While wrangling with the AirBnB data set provided by Kaggle, we found that the descriptions in the 'name'-variable hold a lot of duplicate values. This is surprising in a couple of ways:
- it's a 'free text field'. While it is possible that hosts describe their listings in the same way, it does not explain the amount of ~40k exact same strings
- Even complex strings are listed up to 4 times in the data set.
- items with the same 'name' usually only differ slightly in one or two data points, e.g. they have different cancellation_policy or house_rules
- items however, display new id's and host_id's.
- items are located at the same latitude and longitude
Example listing that differs in id, host_id, cancellation_policy and house_rules
How many listings in the same place (long/lat) and with the same name exist in the data set? Of the 102k items in the data set, as many as 35k - 40k of the listings could stem from hosts updating their listings. Looking at the 'name' variable, we found that 40k listings are present with the exact same 'name'. We could argue, that of the 102k listings, 40k have been updated 2x, 23k 3x and 4k more than 4x and more.
What do the names of the groups 'name/lat/long' look like?
We can see that there's a listing with "Loft Suite" that exists > 8 times at the same location. The 'name' DOUBLE SHARE BATHROOM exists 7 times at the exact same location A listing carrying a very elaborate name 'Sunny Spacious Friendly....' is listed 4x in the exact same location.
What are the chances, that 4 listings in the same location are meant to be the exact same differing in only one or two data points?
When we wanted to clean the data and remove the 'old listings' and only use the latest, updated listings, we realized that there was no way we could identify which listing was the one updated. The only date we have is the one from the last_review. It turns out, this cannot be used, since it is copied as well and is not unique.

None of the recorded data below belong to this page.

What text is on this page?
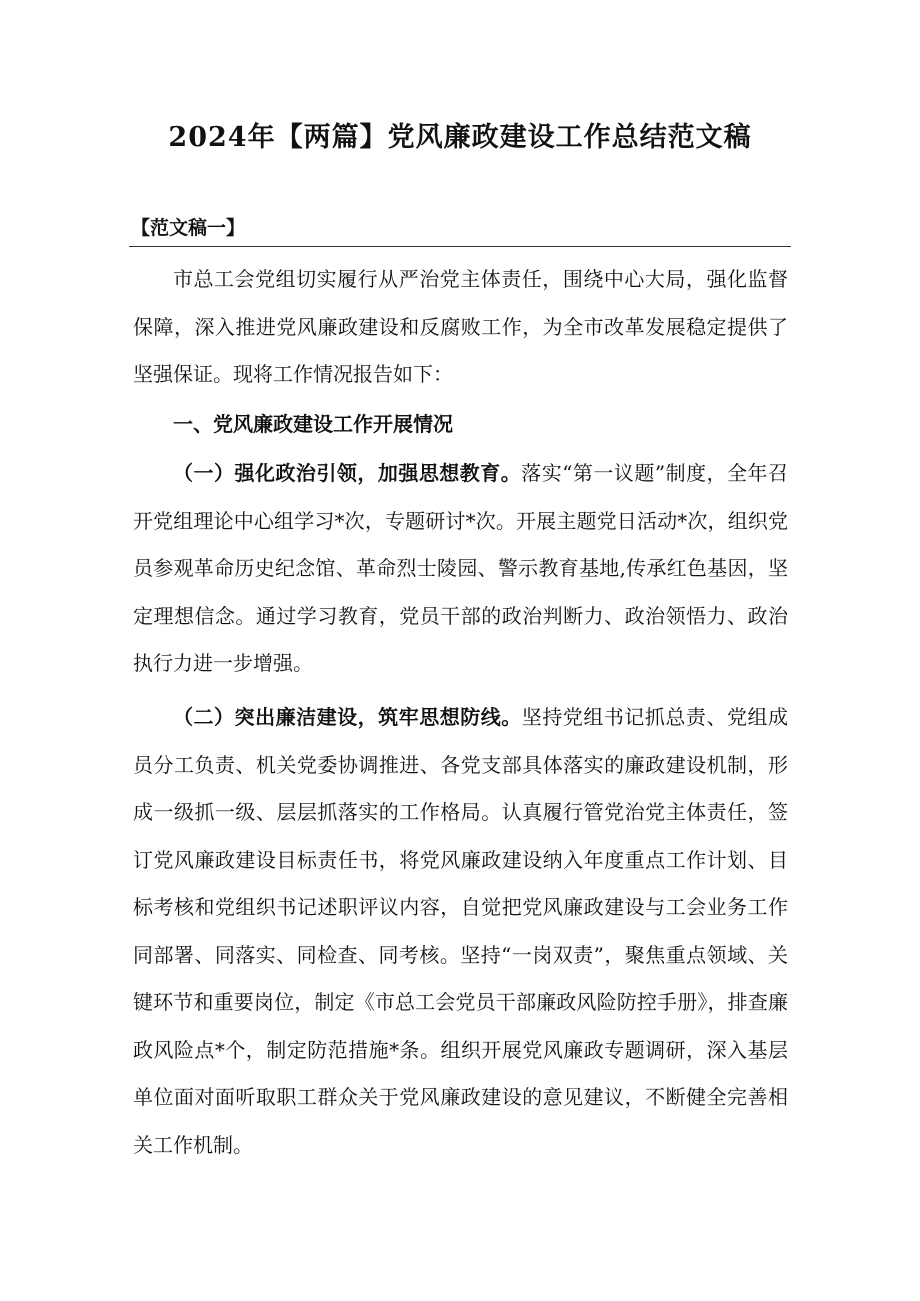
2024年【两篇】党风廉政建设工作总结范文稿
【范文稿一】

市总工会党组切实履行从严治党主体责任，围绕中心大局，强化监督保障，深入推进党风廉政建设和反腐败工作，为全市改革发展稳定提供了坚强保证。现将工作情况报告如下：

一、党风廉政建设工作开展情况

（一）强化政治引领，加强思想教育。落实“第一议题”制度，全年召开党组理论中心组学习*次，专题研讨*次。开展主题党日活动*次，组织党员参观革命历史纪念馆、革命烈士陵园、警示教育基地,传承红色基因，坚定理想信念。通过学习教育，党员干部的政治判断力、政治领悟力、政治执行力进一步增强。

（二）突出廉洁建设，筑牢思想防线。坚持党组书记抓总责、党组成员分工负责、机关党委协调推进、各党支部具体落实的廉政建设机制，形成一级抓一级、层层抓落实的工作格局。认真履行管党治党主体责任，签订党风廉政建设目标责任书，将党风廉政建设纳入年度重点工作计划、目标考核和党组织书记述职评议内容，自觉把党风廉政建设与工会业务工作同部署、同落实、同检查、同考核。坚持“一岗双责”，聚焦重点领域、关键环节和重要岗位，制定《市总工会党员干部廉政风险防控手册》，排查廉政风险点*个，制定防范措施*条。组织开展党风廉政专题调研，深入基层单位面对面听取职工群众关于党风廉政建设的意见建议，不断健全完善相关工作机制。
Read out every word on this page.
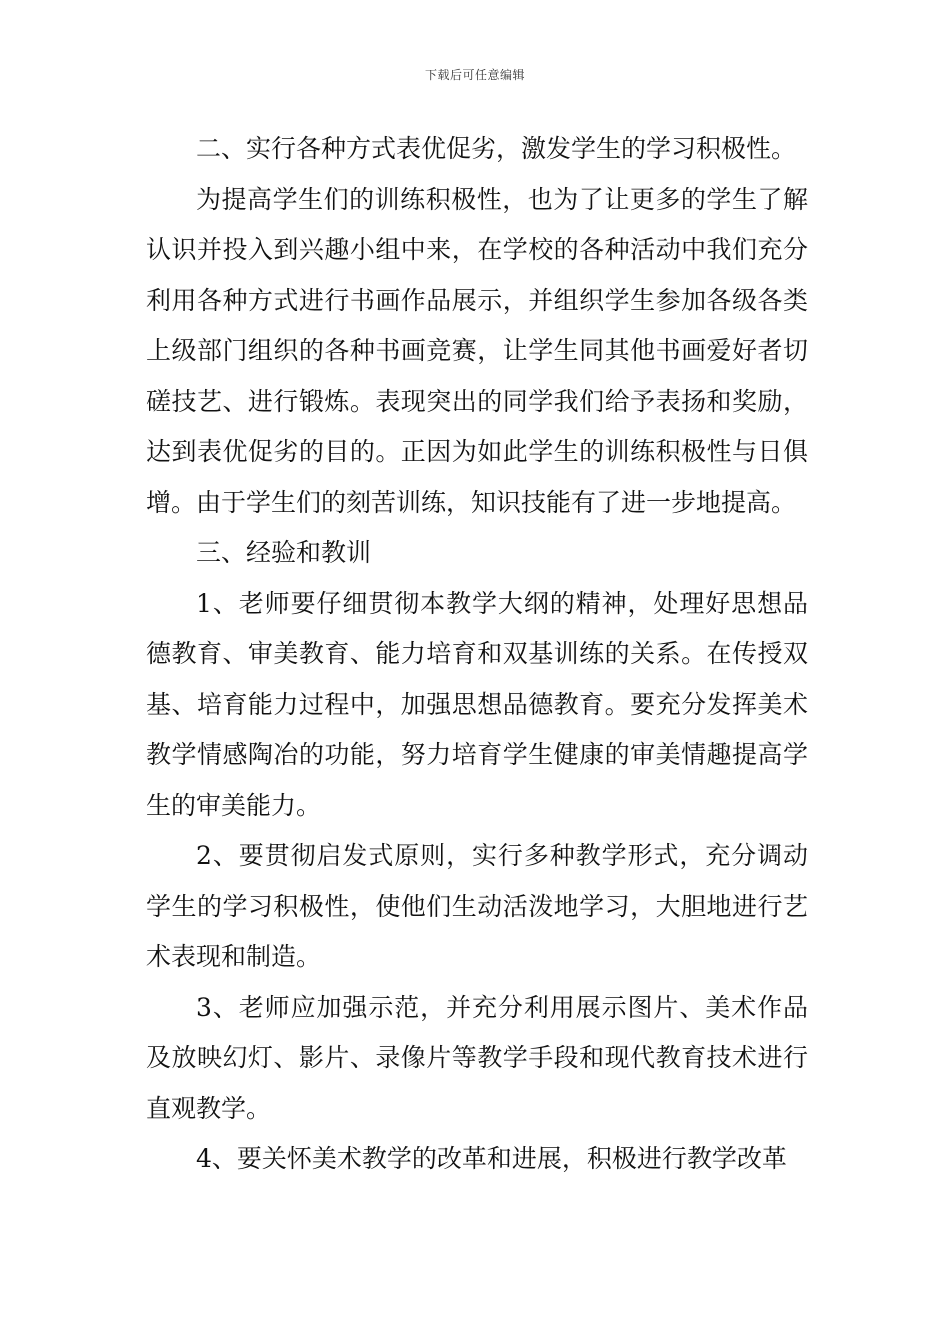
下载后可任意编辑

二、实行各种方式表优促劣，激发学生的学习积极性。

为提高学生们的训练积极性，也为了让更多的学生了解认识并投入到兴趣小组中来，在学校的各种活动中我们充分利用各种方式进行书画作品展示，并组织学生参加各级各类上级部门组织的各种书画竞赛，让学生同其他书画爱好者切磋技艺、进行锻炼。表现突出的同学我们给予表扬和奖励，达到表优促劣的目的。正因为如此学生的训练积极性与日俱增。由于学生们的刻苦训练，知识技能有了进一步地提高。

三、经验和教训

1、老师要仔细贯彻本教学大纲的精神，处理好思想品德教育、审美教育、能力培育和双基训练的关系。在传授双基、培育能力过程中，加强思想品德教育。要充分发挥美术教学情感陶冶的功能，努力培育学生健康的审美情趣提高学生的审美能力。

2、要贯彻启发式原则，实行多种教学形式，充分调动学生的学习积极性，使他们生动活泼地学习，大胆地进行艺术表现和制造。

3、老师应加强示范，并充分利用展示图片、美术作品及放映幻灯、影片、录像片等教学手段和现代教育技术进行直观教学。

4、要关怀美术教学的改革和进展，积极进行教学改革
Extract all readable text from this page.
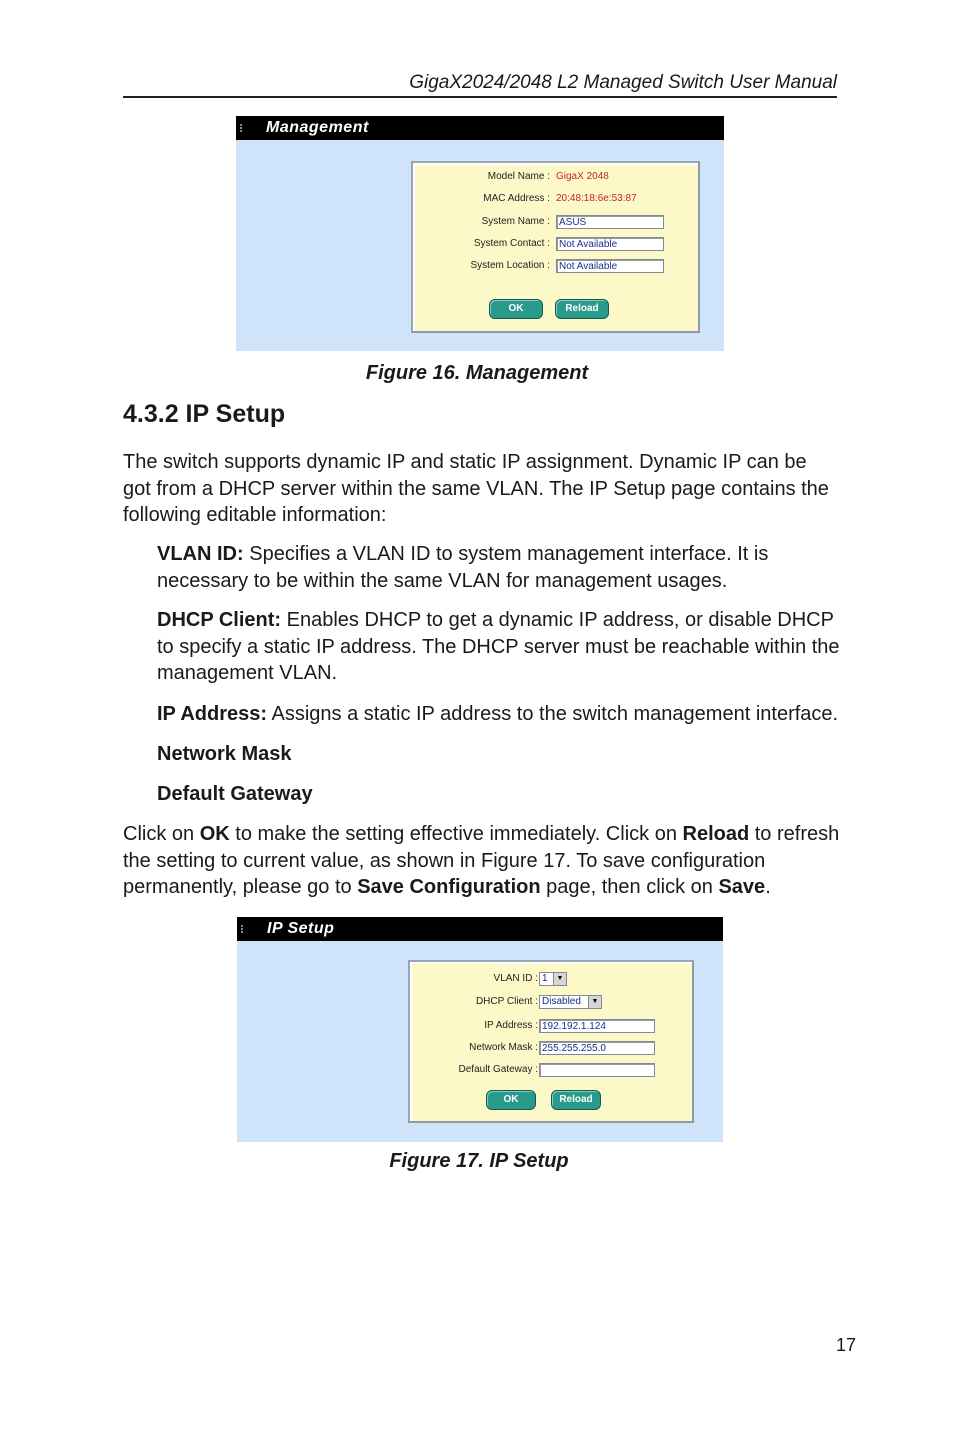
GigaX2024/2048 L2 Managed Switch User Manual
Management
Model Name : GigaX 2048
MAC Address : 20:48:18:6e:53:87
System Name : ASUS
System Contact : Not Available
System Location : Not Available
OK	Reload
Figure 16. Management
4.3.2 IP Setup

The switch supports dynamic IP and static IP assignment. Dynamic IP can be got from a DHCP server within the same VLAN. The IP Setup page contains the following editable information:

VLAN ID: Specifies a VLAN ID to system management interface. It is necessary to be within the same VLAN for management usages.

DHCP Client: Enables DHCP to get a dynamic IP address, or disable DHCP to specify a static IP address. The DHCP server must be reachable within the management VLAN.

IP Address: Assigns a static IP address to the switch management interface.

Network Mask

Default Gateway

Click on OK to make the setting effective immediately. Click on Reload to refresh the setting to current value, as shown in Figure 17. To save configuration permanently, please go to Save Configuration page, then click on Save.

IP Setup
VLAN ID : 1	▼
DHCP Client : Disabled	▼
IP Address : 192.192.1.124
Network Mask : 255.255.255.0
Default Gateway :
OK	Reload
Figure 17. IP Setup
17
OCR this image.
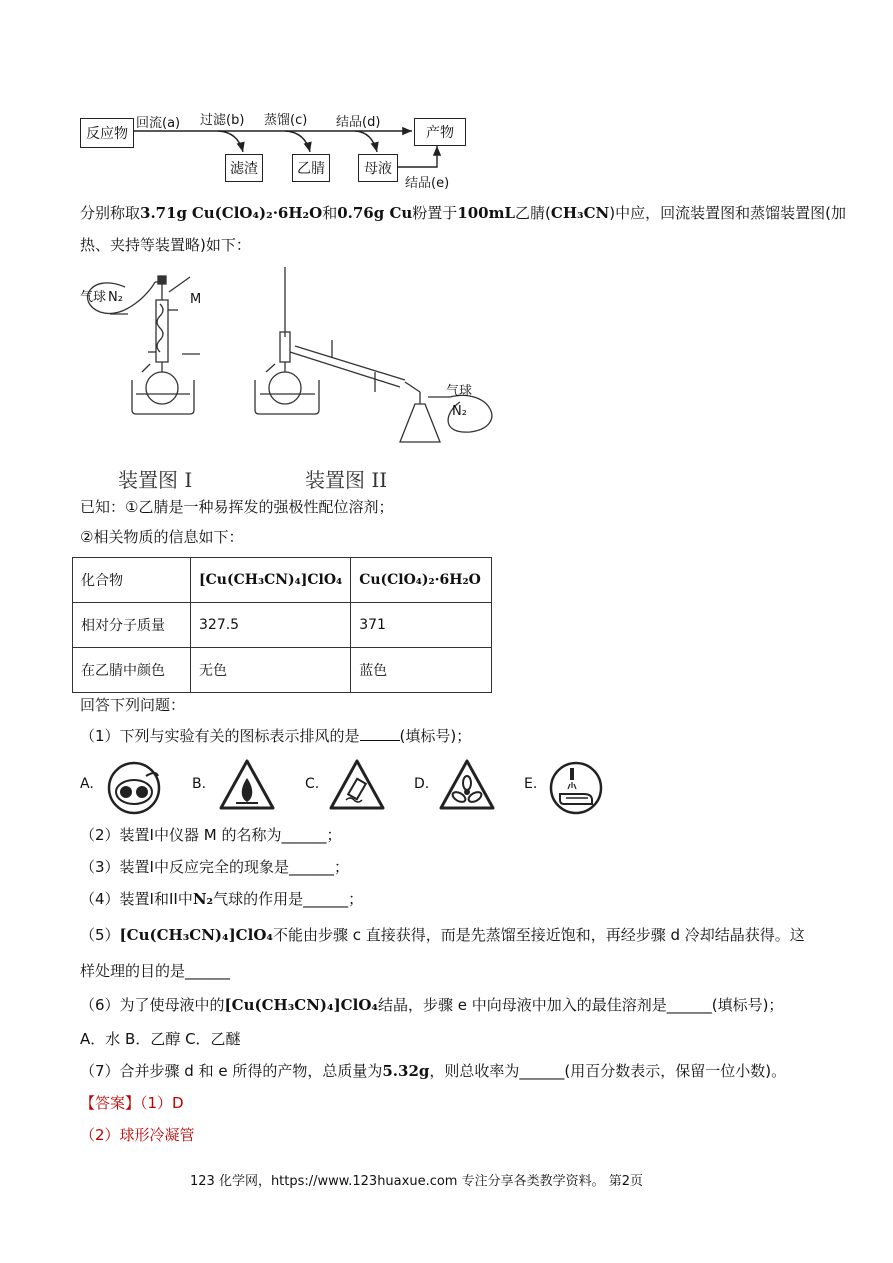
反应物
回流(a) 过滤(b) 蒸馏(c) 结品(d)
产物
滤渣	乙腈	母液
结品(e)
分别称取3.71g Cu(ClO₄)₂·6H₂O和0.76g Cu粉置于100mL乙腈(CH₃CN)中应，回流装置图和蒸馏装置图(加
热、夹持等装置略)如下：
气球 N₂	M
气球
N₂
装置图 I	装置图 II
已知：①乙腈是一种易挥发的强极性配位溶剂；
②相关物质的信息如下：
化合物	[Cu(CH₃CN)₄]ClO₄	Cu(ClO₄)₂·6H₂O
相对分子质量	327.5	371
在乙腈中颜色	无色	蓝色
回答下列问题：
（1）下列与实验有关的图标表示排风的是	(填标号)；
A.	B.	C.	D.	E.
（2）装置I中仪器 M 的名称为______；
（3）装置I中反应完全的现象是______；
（4）装置I和II中N₂气球的作用是______；
（5）[Cu(CH₃CN)₄]ClO₄不能由步骤 c 直接获得，而是先蒸馏至接近饱和，再经步骤 d 冷却结晶获得。这
样处理的目的是______
（6）为了使母液中的[Cu(CH₃CN)₄]ClO₄结晶，步骤 e 中向母液中加入的最佳溶剂是______(填标号)；
A．水 B．乙醇 C．乙醚
（7）合并步骤 d 和 e 所得的产物，总质量为5.32g，则总收率为______(用百分数表示，保留一位小数)。
【答案】（1）D
（2）球形冷凝管
123 化学网，https://www.123huaxue.com 专注分享各类教学资料。 第2页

Finding 3: Since New York has a lot of skyscrapers, there probably are many listings at the same long/lat
Taking New York's unique geographic in to account, removing those items with the same name/long/lat almost gets impossible. We found a case where a hotel was advertising its many hotel rooms. How could we know, which one's are updates and which one's are actual listings?
Overall, the consequences for the travellers trying to find accomodation in New York using our data set are grave: if more than 30% of the listings are not real listings but outdated listing, the dashboard vastly exaggerates the actual number of available listings. Also, basing their decision for accommodation on outdated listings might cause confusion and a lot of bad surprises. Exactly the things that we wanted to avoid in the first place, when offering such a service. Hopefully, future AirBnB data sets will provide better ways of dealing with listing updates.